We discuss energetic restrictions on the entrainment coefficient ${\it\alpha}$ for axisymmetric jets and plumes. The resulting entrainment relation includes contributions from the mean flow, turbulence and pressure, fundamentally linking ${\it\alpha}$ to the production of turbulence kinetic energy, the plume Richardson number $\mathit{Ri}$ and the profile coefficients associated with the shape of the buoyancy and velocity profiles. This entrainment relation generalises the work by Kaminski et al. ( J. Fluid Mech., vol. 526, 2005, pp. 361–376) and Fox ( J. Geophys. Res., vol. 75, 1970, pp. 6818–6835).
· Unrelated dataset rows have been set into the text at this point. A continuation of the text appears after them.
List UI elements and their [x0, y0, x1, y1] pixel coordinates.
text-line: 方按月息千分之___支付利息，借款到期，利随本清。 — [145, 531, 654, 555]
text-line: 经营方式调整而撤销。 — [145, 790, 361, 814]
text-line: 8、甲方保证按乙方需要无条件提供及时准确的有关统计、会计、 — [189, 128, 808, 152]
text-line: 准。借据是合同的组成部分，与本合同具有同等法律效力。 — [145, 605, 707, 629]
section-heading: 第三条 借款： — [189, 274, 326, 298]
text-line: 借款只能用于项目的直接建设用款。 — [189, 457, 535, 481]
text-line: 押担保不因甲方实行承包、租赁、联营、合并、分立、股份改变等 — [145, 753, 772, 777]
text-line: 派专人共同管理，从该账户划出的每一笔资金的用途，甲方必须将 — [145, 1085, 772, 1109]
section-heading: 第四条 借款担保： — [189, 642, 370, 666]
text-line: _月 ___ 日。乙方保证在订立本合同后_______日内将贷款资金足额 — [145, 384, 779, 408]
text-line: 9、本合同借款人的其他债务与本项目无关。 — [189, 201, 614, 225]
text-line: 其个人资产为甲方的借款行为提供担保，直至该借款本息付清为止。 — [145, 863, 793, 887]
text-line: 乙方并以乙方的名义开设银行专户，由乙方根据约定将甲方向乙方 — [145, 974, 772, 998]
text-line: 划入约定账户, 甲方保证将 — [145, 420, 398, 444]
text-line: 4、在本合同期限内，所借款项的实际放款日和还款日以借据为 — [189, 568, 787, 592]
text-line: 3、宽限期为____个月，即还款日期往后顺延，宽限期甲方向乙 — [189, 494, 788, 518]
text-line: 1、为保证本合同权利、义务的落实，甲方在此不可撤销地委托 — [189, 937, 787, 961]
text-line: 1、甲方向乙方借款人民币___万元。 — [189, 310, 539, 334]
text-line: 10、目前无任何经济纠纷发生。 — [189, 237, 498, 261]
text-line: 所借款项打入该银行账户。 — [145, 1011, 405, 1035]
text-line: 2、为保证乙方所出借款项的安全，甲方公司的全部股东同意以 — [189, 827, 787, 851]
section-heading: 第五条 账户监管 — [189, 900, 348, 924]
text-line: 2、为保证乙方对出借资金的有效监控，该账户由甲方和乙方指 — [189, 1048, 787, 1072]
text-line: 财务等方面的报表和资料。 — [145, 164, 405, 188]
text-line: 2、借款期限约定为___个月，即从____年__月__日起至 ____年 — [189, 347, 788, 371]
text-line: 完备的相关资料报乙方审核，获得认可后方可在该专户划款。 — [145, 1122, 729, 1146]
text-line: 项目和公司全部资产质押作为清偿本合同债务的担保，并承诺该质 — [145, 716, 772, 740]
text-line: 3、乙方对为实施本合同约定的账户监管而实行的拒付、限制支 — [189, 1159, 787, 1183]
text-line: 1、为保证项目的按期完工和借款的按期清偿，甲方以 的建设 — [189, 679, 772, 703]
The energetic viewpoint provides a unified framework with which to analyse the classical entrainment models implied by the plume theories of Morton et al.( Proc. R. Soc. Lond.A, vol. 234, 1955, pp. 1–23) and Priestley & Ball ( Q. J. R. Meteorol. Soc., vol. 81, 1954, pp. 144–157). Data for pure jets and plumes in unstratified environments indicate that to first order the physics is captured by the Priestley and Ball entrainment model, implying that (1) the profile coefficient associated with the production of turbulence kinetic energy has approximately the same value for pure plumes and jets, (2) the value of ${\it\alpha}$ for a pure plume is roughly a factor of $5/3$ larger than for a jet and (3) the enhanced entrainment coefficient in plumes is primarily associated with the behaviour of the mean flow and not with buoyancy-enhanced turbulence. Theoretical suggestions are made on how entrainment can be systematically studied by creating constant- $\mathit{Ri}$ flows in a numerical simulation or laboratory experiment.